Data structures

In HXML, XML documents are represented as a Tree of XMLNodes:


type Name = String
type AttList = [(Name,String)]

data XMLNode	=
      RTNode
    | ELNode	Name AttList
    | TXNode	String
    | PINode	Name String
    | CXNode	String
    | ENNode	Name
data Tree a	= Tree a [Tree a]
type XML	= Tree XMLNode

parseXML :: String -> XML
showXML  :: XML -> String

Name is a type synonym for String; it is used for element and attribute names. The AttList type denotes an attribute value list, represented in HXML as a list of (name, value) pairs.

XML Information Set

XMLNode is an algebraic data type roughly corresponding to XML Information Set items, (<URL:http://www.w3.org/TR/xml-infoset>) as follows:

RTNode
The document information item. This node type is used as a container node to hold the result of parseDocument. In addition to the root element, it may contain processing instructions and other miscellaneous junk.
ELNode GI AttList
An element information item. GI is the generic identifier or element type name. AttList is the list of attribute information items belonging to this element, represented as a list of name-value pairs [(String, String)].
TXNode String
A consecutive sequence of character information items. Note that a TXNode does not necessarily represent a maximal contiguous sequence of characters -- the parser may split text up into multiple TXNodes.
PINode Name String
A processing instruction information item. The first field is the processing instruction target property, the second is its content property. The notation processing instruction property is not included; I believe this is an error in the InfoSet spec.
CXNode String
A comment information item.
ENNode Name
An unparsed entity information item. Generated by a named entity reference (&foo;).

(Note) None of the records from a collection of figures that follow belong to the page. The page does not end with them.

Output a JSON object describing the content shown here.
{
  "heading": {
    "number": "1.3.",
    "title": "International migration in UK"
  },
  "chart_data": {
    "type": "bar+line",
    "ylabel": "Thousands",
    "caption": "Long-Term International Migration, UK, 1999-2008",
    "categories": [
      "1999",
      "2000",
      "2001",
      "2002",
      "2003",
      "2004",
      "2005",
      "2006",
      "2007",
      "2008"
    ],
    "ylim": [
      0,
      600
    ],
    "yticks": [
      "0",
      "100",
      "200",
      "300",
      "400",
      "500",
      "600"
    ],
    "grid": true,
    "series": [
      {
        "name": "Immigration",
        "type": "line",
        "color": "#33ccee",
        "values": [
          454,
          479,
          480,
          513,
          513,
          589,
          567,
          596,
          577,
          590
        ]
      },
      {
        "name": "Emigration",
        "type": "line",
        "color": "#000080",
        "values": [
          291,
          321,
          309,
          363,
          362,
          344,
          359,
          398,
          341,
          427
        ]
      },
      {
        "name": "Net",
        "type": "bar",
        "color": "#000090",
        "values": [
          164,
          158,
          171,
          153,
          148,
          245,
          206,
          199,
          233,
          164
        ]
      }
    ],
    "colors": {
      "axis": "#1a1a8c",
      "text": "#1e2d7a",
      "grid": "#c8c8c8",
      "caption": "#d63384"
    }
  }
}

Unsupported InfoSet properties

The following properties defined in the InfoSet are not directly supported by HXML:

Other infoset properties such as parent and children are derived from the Tree context. The prefix and local name properties of named nodes (elements, attributes, etc.) may be extracted from the name with the splitName function. Most of the additional unparsed entity information item properties are available only with great effort.